Rational basis for oligodeoxynucleotides to inhibit collagen synthesis in lung fibroblasts and primary fibroblasts from liver granulomas of Schistosoma mansoni-infected mice.

Hepatocellular carcinoma is associated with liver fibrosis. Murine schistosomiasis infection offers a model to study hepatic fibrogenesis. Single-stranded phosphorothiate oligodeoxynucleotides containing the TGF-beta regulatory element have been shown to regulate the transcription of this gene and effectively inhibit collagen synthesis in primary fibroblasts isolated from schistosomiasis-induced hepatic granulomas.
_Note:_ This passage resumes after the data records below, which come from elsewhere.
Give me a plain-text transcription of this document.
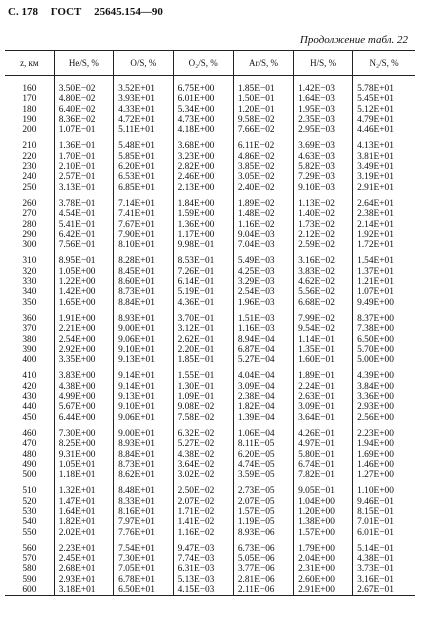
С. 178 ГОСТ 25645.154—90
Продолжение табл. 22
z, км	He/S, %	O/S, %	O₂/S, %	Ar/S, %	H/S, %	N₂/S, %
160	3.50E−02	3.52E+01	6.75E+00	1.85E−01	1.42E−03	5.78E+01
170	4.80E−02	3.93E+01	6.01E+00	1.50E−01	1.64E−03	5.45E+01
180	6.40E−02	4.33E+01	5.34E+00	1.20E−01	1.95E−03	5.12E+01
190	8.36E−02	4.72E+01	4.73E+00	9.58E−02	2.35E−03	4.79E+01
200	1.07E−01	5.11E+01	4.18E+00	7.66E−02	2.95E−03	4.46E+01
210	1.36E−01	5.48E+01	3.68E+00	6.11E−02	3.69E−03	4.13E+01
220	1.70E−01	5.85E+01	3.23E+00	4.86E−02	4.63E−03	3.81E+01
230	2.10E−01	6.20E+01	2.82E+00	3.85E−02	5.82E−03	3.49E+01
240	2.57E−01	6.53E+01	2.46E+00	3.05E−02	7.29E−03	3.19E+01
250	3.13E−01	6.85E+01	2.13E+00	2.40E−02	9.10E−03	2.91E+01
260	3.78E−01	7.14E+01	1.84E+00	1.89E−02	1.13E−02	2.64E+01
270	4.54E−01	7.41E+01	1.59E+00	1.48E−02	1.40E−02	2.38E+01
280	5.41E−01	7.67E+01	1.36E+00	1.16E−02	1.73E−02	2.14E+01
290	6.42E−01	7.90E+01	1.17E+00	9.04E−03	2.12E−02	1.92E+01
300	7.56E−01	8.10E+01	9.98E−01	7.04E−03	2.59E−02	1.72E+01
310	8.95E−01	8.28E+01	8.53E−01	5.49E−03	3.16E−02	1.54E+01
320	1.05E+00	8.45E+01	7.26E−01	4.25E−03	3.83E−02	1.37E+01
330	1.22E+00	8.60E+01	6.14E−01	3.29E−03	4.62E−02	1.21E+01
340	1.42E+00	8.73E+01	5.19E−01	2.54E−03	5.56E−02	1.07E+01
350	1.65E+00	8.84E+01	4.36E−01	1.96E−03	6.68E−02	9.49E+00
360	1.91E+00	8.93E+01	3.70E−01	1.51E−03	7.99E−02	8.37E+00
370	2.21E+00	9.00E+01	3.12E−01	1.16E−03	9.54E−02	7.38E+00
380	2.54E+00	9.06E+01	2.62E−01	8.94E−04	1.14E−01	6.50E+00
390	2.92E+00	9.10E+01	2.20E−01	6.87E−04	1.35E−01	5.70E+00
400	3.35E+00	9.13E+01	1.85E−01	5.27E−04	1.60E−01	5.00E+00
410	3.83E+00	9.14E+01	1.55E−01	4.04E−04	1.89E−01	4.39E+00
420	4.38E+00	9.14E+01	1.30E−01	3.09E−04	2.24E−01	3.84E+00
430	4.99E+00	9.13E+01	1.09E−01	2.38E−04	2.63E−01	3.36E+00
440	5.67E+00	9.10E+01	9.08E−02	1.82E−04	3.09E−01	2.93E+00
450	6.44E+00	9.06E+01	7.58E−02	1.39E−04	3.64E−01	2.56E+00
460	7.30E+00	9.00E+01	6.32E−02	1.06E−04	4.26E−01	2.23E+00
470	8.25E+00	8.93E+01	5.27E−02	8.11E−05	4.97E−01	1.94E+00
480	9.31E+00	8.84E+01	4.38E−02	6.20E−05	5.80E−01	1.69E+00
490	1.05E+01	8.73E+01	3.64E−02	4.74E−05	6.74E−01	1.46E+00
500	1.18E+01	8.62E+01	3.02E−02	3.59E−05	7.82E−01	1.27E+00
510	1.32E+01	8.48E+01	2.50E−02	2.73E−05	9.05E−01	1.10E+00
520	1.47E+01	8.33E+01	2.07E−02	2.07E−05	1.04E+00	9.46E−01
530	1.64E+01	8.16E+01	1.71E−02	1.57E−05	1.20E+00	8.15E−01
540	1.82E+01	7.97E+01	1.41E−02	1.19E−05	1.38E+00	7.01E−01
550	2.02E+01	7.76E+01	1.16E−02	8.93E−06	1.57E+00	6.01E−01
560	2.23E+01	7.54E+01	9.47E−03	6.73E−06	1.79E+00	5.14E−01
570	2.45E+01	7.30E+01	7.74E−03	5.05E−06	2.04E+00	4.38E−01
580	2.68E+01	7.05E+01	6.31E−03	3.77E−06	2.31E+00	3.73E−01
590	2.93E+01	6.78E+01	5.13E−03	2.81E−06	2.60E+00	3.16E−01
600	3.18E+01	6.50E+01	4.15E−03	2.11E−06	2.91E+00	2.67E−01
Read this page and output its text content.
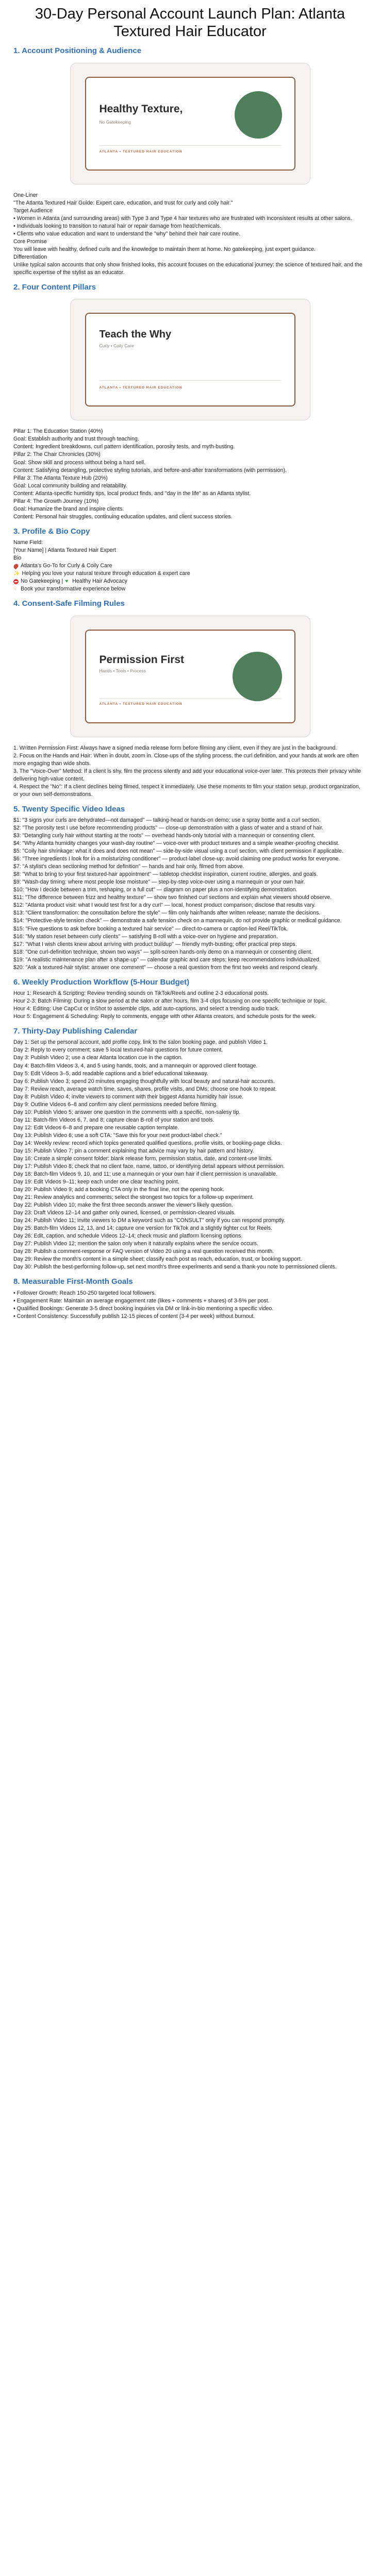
30-Day Personal Account Launch Plan: Atlanta Textured Hair Educator
1. Account Positioning & Audience
Healthy Texture,
No Gatekeeping
ATLANTA • TEXTURED HAIR EDUCATION

One-Liner

"The Atlanta Textured Hair Guide: Expert care, education, and trust for curly and coily hair."

Target Audience

• Women in Atlanta (and surrounding areas) with Type 3 and Type 4 hair textures who are frustrated with inconsistent results at other salons.

• Individuals looking to transition to natural hair or repair damage from heat/chemicals.

• Clients who value education and want to understand the "why" behind their hair care routine.

Core Promise

You will leave with healthy, defined curls and the knowledge to maintain them at home. No gatekeeping, just expert guidance.

Differentiation

Unlike typical salon accounts that only show finished looks, this account focuses on the educational journey: the science of textured hair, and the specific expertise of the stylist as an educator.

2. Four Content Pillars
Teach the Why
Curly • Coily Care
ATLANTA • TEXTURED HAIR EDUCATION

Pillar 1: The Education Station (40%)

Goal: Establish authority and trust through teaching.

Content: Ingredient breakdowns, curl pattern identification, porosity tests, and myth-busting.

Pillar 2: The Chair Chronicles (30%)

Goal: Show skill and process without being a hard sell.

Content: Satisfying detangling, protective styling tutorials, and before-and-after transformations (with permission).

Pillar 3: The Atlanta Texture Hub (20%)

Goal: Local community building and relatability.

Content: Atlanta-specific humidity tips, local product finds, and "day in the life" as an Atlanta stylist.

Pillar 4: The Growth Journey (10%)

Goal: Humanize the brand and inspire clients.

Content: Personal hair struggles, continuing education updates, and client success stories.

3. Profile & Bio Copy

Name Field:

[Your Name] | Atlanta Textured Hair Expert

Bio

Atlanta's Go-To for Curly & Coily Care
✨ Helping you love your natural texture through education & expert care
No Gatekeeping | ♥ Healthy Hair Advocacy
☟ Book your transformative experience below
4. Consent-Safe Filming Rules
Permission First
Hands • Tools • Process
ATLANTA • TEXTURED HAIR EDUCATION

1. Written Permission First: Always have a signed media release form before filming any client, even if they are just in the background.

2. Focus on the Hands and Hair: When in doubt, zoom in. Close-ups of the styling process, the curl definition, and your hands at work are often more engaging than wide shots.

3. The "Voice-Over" Method: If a client is shy, film the process silently and add your educational voice-over later. This protects their privacy while delivering high-value content.

4. Respect the "No": If a client declines being filmed, respect it immediately. Use these moments to film your station setup, product organization, or your own self-demonstrations.

5. Twenty Specific Video Ideas

$1: "3 signs your curls are dehydrated—not damaged" — talking-head or hands-on demo; use a spray bottle and a curl section.

$2: "The porosity test I use before recommending products" — close-up demonstration with a glass of water and a strand of hair.

$3: "Detangling curly hair without starting at the roots" — overhead hands-only tutorial with a mannequin or consenting client.

$4: "Why Atlanta humidity changes your wash-day routine" — voice-over with product textures and a simple weather-proofing checklist.

$5: "Coily hair shrinkage: what it does and does not mean" — side-by-side visual using a curl section, with client permission if applicable.

$6: "Three ingredients I look for in a moisturizing conditioner" — product-label close-up; avoid claiming one product works for everyone.

$7: "A stylist's clean sectioning method for definition" — hands and hair only, filmed from above.

$8: "What to bring to your first textured-hair appointment" — tabletop checklist inspiration, current routine, allergies, and goals.

$9: "Wash-day timing: where most people lose moisture" — step-by-step voice-over using a mannequin or your own hair.

$10: "How I decide between a trim, reshaping, or a full cut" — diagram on paper plus a non-identifying demonstration.

$11: "The difference between frizz and healthy texture" — show two finished curl sections and explain what viewers should observe.

$12: "Atlanta product visit: what I would test first for a dry curl" — local, honest product comparison; disclose that results vary.

$13: "Client transformation: the consultation before the style" — film only hair/hands after written release; narrate the decisions.

$14: "Protective-style tension check" — demonstrate a safe tension check on a mannequin, do not provide graphic or medical guidance.

$15: "Five questions to ask before booking a textured hair service" — direct-to-camera or caption-led Reel/TikTok.

$16: "My station reset between curly clients" — satisfying B-roll with a voice-over on hygiene and preparation.

$17: "What I wish clients knew about arriving with product buildup" — friendly myth-busting; offer practical prep steps.

$18: "One curl-definition technique, shown two ways" — split-screen hands-only demo on a mannequin or consenting client.

$19: "A realistic maintenance plan after a shape-up" — calendar graphic and care steps; keep recommendations individualized.

$20: "Ask a textured-hair stylist: answer one comment" — choose a real question from the first two weeks and respond clearly.

6. Weekly Production Workflow (5-Hour Budget)

Hour 1: Research & Scripting: Review trending sounds on TikTok/Reels and outline 2-3 educational posts.

Hour 2-3: Batch Filming: During a slow period at the salon or after hours, film 3-4 clips focusing on one specific technique or topic.

Hour 4: Editing: Use CapCut or InShot to assemble clips, add auto-captions, and select a trending audio track.

Hour 5: Engagement & Scheduling: Reply to comments, engage with other Atlanta creators, and schedule posts for the week.

7. Thirty-Day Publishing Calendar

Day 1: Set up the personal account, add profile copy, link to the salon booking page, and publish Video 1.

Day 2: Reply to every comment; save 5 local textured-hair questions for future content.

Day 3: Publish Video 2; use a clear Atlanta location cue in the caption.

Day 4: Batch-film Videos 3, 4, and 5 using hands, tools, and a mannequin or approved client footage.

Day 5: Edit Videos 3–5, add readable captions and a brief educational takeaway.

Day 6: Publish Video 3; spend 20 minutes engaging thoughtfully with local beauty and natural-hair accounts.

Day 7: Review reach, average watch time, saves, shares, profile visits, and DMs; choose one hook to repeat.

Day 8: Publish Video 4; invite viewers to comment with their biggest Atlanta humidity hair issue.

Day 9: Outline Videos 6–8 and confirm any client permissions needed before filming.

Day 10: Publish Video 5; answer one question in the comments with a specific, non-salesy tip.

Day 11: Batch-film Videos 6, 7, and 8; capture clean B-roll of your station and tools.

Day 12: Edit Videos 6–8 and prepare one reusable caption template.

Day 13: Publish Video 6; use a soft CTA: "Save this for your next product-label check."

Day 14: Weekly review: record which topics generated qualified questions, profile visits, or booking-page clicks.

Day 15: Publish Video 7; pin a comment explaining that advice may vary by hair pattern and history.

Day 16: Create a simple consent folder: blank release form, permission status, date, and content-use limits.

Day 17: Publish Video 8; check that no client face, name, tattoo, or identifying detail appears without permission.

Day 18: Batch-film Videos 9, 10, and 11; use a mannequin or your own hair if client permission is unavailable.

Day 19: Edit Videos 9–11; keep each under one clear teaching point.

Day 20: Publish Video 9; add a booking CTA only in the final line, not the opening hook.

Day 21: Review analytics and comments; select the strongest two topics for a follow-up experiment.

Day 22: Publish Video 10; make the first three seconds answer the viewer's likely question.

Day 23: Draft Videos 12–14 and gather only owned, licensed, or permission-cleared visuals.

Day 24: Publish Video 11; invite viewers to DM a keyword such as "CONSULT" only if you can respond promptly.

Day 25: Batch-film Videos 12, 13, and 14; capture one version for TikTok and a slightly tighter cut for Reels.

Day 26: Edit, caption, and schedule Videos 12–14; check music and platform licensing options.

Day 27: Publish Video 12; mention the salon only when it naturally explains where the service occurs.

Day 28: Publish a comment-response or FAQ version of Video 20 using a real question received this month.

Day 29: Review the month's content in a simple sheet; classify each post as reach, education, trust, or booking support.

Day 30: Publish the best-performing follow-up, set next month's three experiments and send a thank-you note to permissioned clients.

8. Measurable First-Month Goals

• Follower Growth: Reach 150-250 targeted local followers.

• Engagement Rate: Maintain an average engagement rate (likes + comments + shares) of 3-5% per post.

• Qualified Bookings: Generate 3-5 direct booking inquiries via DM or link-in-bio mentioning a specific video.

• Content Consistency: Successfully publish 12-15 pieces of content (3-4 per week) without burnout.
While the single-stranded oligos did not decrease collagen and non-collagen protein synthesis below control levels, their double-stranded modified and unmodified counterparts did. Competitive cold oligodeoxynucleotide gel mobility shift analysis using control fibroblast nuclear extract demonstrated that the single-stranded oligos diminished binding of the TGF-beta activator protein to the TGF-beta regulatory element while the double-stranded oligos totally inhibited this binding. TGF-beta element containing single-stranded phosphorothioate oligodeoxynucleotides and their double-stranded counterparts may be successful therapeutic agents to inhibit hepatic fibrogenesis and associated hepatocellular carcinoma.